José Jesús Betancourt Sanoja. Ex-prefeito de San Carlos (Cojedes).
Jackson Páez. Membro da legislatura estadual de Cojedes.
Ana Viloria, membro da Plataforma Ciudadana en Defensa de la Constitución (Plataforma Cidadã em Defesa da Constituição).
Eduardo Labrador. Legislador do estado de Zulia.
Zenaida Fernández. Legisladora indígena de Zulia.
Juan Francisco García. Ex-deputado da Assembleia Nacional.
Juan García, membro fundador da Aporrea e membro da Plataforma dos Cidadãos em Defesa da Constituição.
Santiago Arconada Ativista político e membro da Plataforma dos Cidadãos em Defesa da Constituição.
Wálter Boza. Médico, ex-membro do Congresso Nacional.
Numa Rojas. Ex-deputado constituinte de 1999. Ex-prefeito de Maturín, Monagas.
Félix Bracho. Ex-prefeito de Cabimas. Zulia.

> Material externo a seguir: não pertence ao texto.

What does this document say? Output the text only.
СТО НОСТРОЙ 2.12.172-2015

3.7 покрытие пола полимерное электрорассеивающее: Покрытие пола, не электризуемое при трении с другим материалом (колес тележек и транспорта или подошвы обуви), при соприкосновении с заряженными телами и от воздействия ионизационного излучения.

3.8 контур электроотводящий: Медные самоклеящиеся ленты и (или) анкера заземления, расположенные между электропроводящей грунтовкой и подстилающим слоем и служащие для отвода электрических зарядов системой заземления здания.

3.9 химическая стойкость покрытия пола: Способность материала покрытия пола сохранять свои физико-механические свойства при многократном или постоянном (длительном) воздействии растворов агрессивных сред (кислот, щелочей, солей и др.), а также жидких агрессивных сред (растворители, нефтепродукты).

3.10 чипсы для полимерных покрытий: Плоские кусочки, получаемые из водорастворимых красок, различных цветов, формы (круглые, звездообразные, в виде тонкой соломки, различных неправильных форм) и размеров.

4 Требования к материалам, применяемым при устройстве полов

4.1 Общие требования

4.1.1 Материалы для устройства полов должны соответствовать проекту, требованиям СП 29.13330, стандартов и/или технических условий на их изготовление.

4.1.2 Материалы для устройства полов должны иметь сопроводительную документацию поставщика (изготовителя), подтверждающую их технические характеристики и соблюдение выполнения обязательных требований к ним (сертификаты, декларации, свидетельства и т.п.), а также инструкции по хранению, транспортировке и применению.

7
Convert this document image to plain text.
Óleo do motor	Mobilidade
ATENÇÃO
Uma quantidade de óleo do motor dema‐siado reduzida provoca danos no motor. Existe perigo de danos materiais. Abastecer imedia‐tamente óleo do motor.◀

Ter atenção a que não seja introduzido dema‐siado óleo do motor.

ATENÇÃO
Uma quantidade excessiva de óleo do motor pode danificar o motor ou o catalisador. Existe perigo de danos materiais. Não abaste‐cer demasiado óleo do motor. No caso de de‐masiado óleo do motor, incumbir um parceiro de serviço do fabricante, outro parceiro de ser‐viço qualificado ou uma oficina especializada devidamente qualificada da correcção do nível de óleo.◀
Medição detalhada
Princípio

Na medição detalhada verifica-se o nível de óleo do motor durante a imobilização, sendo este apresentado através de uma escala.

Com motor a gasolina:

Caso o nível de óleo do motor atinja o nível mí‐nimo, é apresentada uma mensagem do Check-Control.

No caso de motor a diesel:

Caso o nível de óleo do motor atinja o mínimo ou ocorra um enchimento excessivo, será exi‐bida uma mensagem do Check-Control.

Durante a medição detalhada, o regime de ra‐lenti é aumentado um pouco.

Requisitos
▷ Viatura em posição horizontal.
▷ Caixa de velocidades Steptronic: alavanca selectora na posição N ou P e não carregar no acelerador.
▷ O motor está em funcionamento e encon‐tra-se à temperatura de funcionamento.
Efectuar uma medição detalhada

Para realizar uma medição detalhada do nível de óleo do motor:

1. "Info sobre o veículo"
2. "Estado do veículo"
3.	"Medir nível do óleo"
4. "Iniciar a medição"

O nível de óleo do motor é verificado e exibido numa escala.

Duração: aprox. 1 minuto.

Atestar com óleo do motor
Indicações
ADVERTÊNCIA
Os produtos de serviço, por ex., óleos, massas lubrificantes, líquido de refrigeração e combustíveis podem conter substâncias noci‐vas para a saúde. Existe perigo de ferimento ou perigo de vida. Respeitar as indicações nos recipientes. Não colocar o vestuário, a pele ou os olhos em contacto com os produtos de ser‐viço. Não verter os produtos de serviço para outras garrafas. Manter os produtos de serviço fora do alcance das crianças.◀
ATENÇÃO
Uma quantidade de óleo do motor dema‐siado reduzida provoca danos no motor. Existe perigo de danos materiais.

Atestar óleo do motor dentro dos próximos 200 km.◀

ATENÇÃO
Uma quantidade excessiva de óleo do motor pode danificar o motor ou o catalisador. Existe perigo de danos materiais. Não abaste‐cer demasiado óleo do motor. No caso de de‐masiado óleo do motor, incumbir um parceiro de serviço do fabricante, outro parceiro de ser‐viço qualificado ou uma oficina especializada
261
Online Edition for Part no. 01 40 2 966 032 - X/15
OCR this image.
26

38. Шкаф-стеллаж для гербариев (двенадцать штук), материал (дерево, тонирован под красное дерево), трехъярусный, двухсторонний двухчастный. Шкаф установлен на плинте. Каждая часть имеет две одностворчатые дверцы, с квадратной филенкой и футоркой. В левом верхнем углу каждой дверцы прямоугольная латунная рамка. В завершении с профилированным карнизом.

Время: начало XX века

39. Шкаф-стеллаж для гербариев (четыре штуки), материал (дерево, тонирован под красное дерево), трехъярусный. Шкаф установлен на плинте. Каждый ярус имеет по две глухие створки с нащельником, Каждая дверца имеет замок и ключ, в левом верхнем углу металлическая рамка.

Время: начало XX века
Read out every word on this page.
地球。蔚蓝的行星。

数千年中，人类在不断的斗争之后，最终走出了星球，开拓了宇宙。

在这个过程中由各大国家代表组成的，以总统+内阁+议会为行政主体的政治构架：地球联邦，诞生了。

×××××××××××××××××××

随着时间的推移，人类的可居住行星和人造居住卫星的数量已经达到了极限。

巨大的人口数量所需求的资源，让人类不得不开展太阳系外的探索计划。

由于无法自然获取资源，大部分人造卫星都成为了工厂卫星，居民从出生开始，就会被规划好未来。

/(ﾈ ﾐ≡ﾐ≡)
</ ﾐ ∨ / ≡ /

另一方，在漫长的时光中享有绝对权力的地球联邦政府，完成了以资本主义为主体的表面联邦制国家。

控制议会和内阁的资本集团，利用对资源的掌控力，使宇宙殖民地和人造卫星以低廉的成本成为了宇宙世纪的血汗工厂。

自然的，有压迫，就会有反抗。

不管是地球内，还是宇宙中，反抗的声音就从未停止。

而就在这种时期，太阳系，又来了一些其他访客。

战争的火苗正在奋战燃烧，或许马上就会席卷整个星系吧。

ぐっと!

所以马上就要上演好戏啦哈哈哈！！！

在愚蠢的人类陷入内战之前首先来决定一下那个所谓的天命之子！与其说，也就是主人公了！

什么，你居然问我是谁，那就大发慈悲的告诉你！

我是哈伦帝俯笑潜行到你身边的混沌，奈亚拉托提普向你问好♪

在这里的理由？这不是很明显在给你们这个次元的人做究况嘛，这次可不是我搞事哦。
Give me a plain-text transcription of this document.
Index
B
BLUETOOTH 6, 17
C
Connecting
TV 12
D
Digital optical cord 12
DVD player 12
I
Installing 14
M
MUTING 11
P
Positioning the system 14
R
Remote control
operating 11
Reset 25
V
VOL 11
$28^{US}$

Esluve Sosa. Advogada e internacionalista. Ex-gerente de Turismo Social (Venetur) e ex-gerente de Treinamento Comercial (Movilnet).
Emily da Silva. Cientista política. Movimento pela Democracia.
José Luis Rodríguez. Ativista social e político do Estado de Lara. Movimento pela Democracia.
Carlos Molina Graterol. Antropólogo. Ex-superintendente nacional da Coopetativas. Ex-vice-ministro.
Juan Carlos Rodriguez Torres. Artista visual. Movimento pela Democracia.
José Miguel Avendaño Infante, ex-vice-presidente da Venezolana de Televisión, pesquisador (UCV).
Manuel Sutherland, diretor do centro de pesquisa e treinamento de trabalhadores Cifo.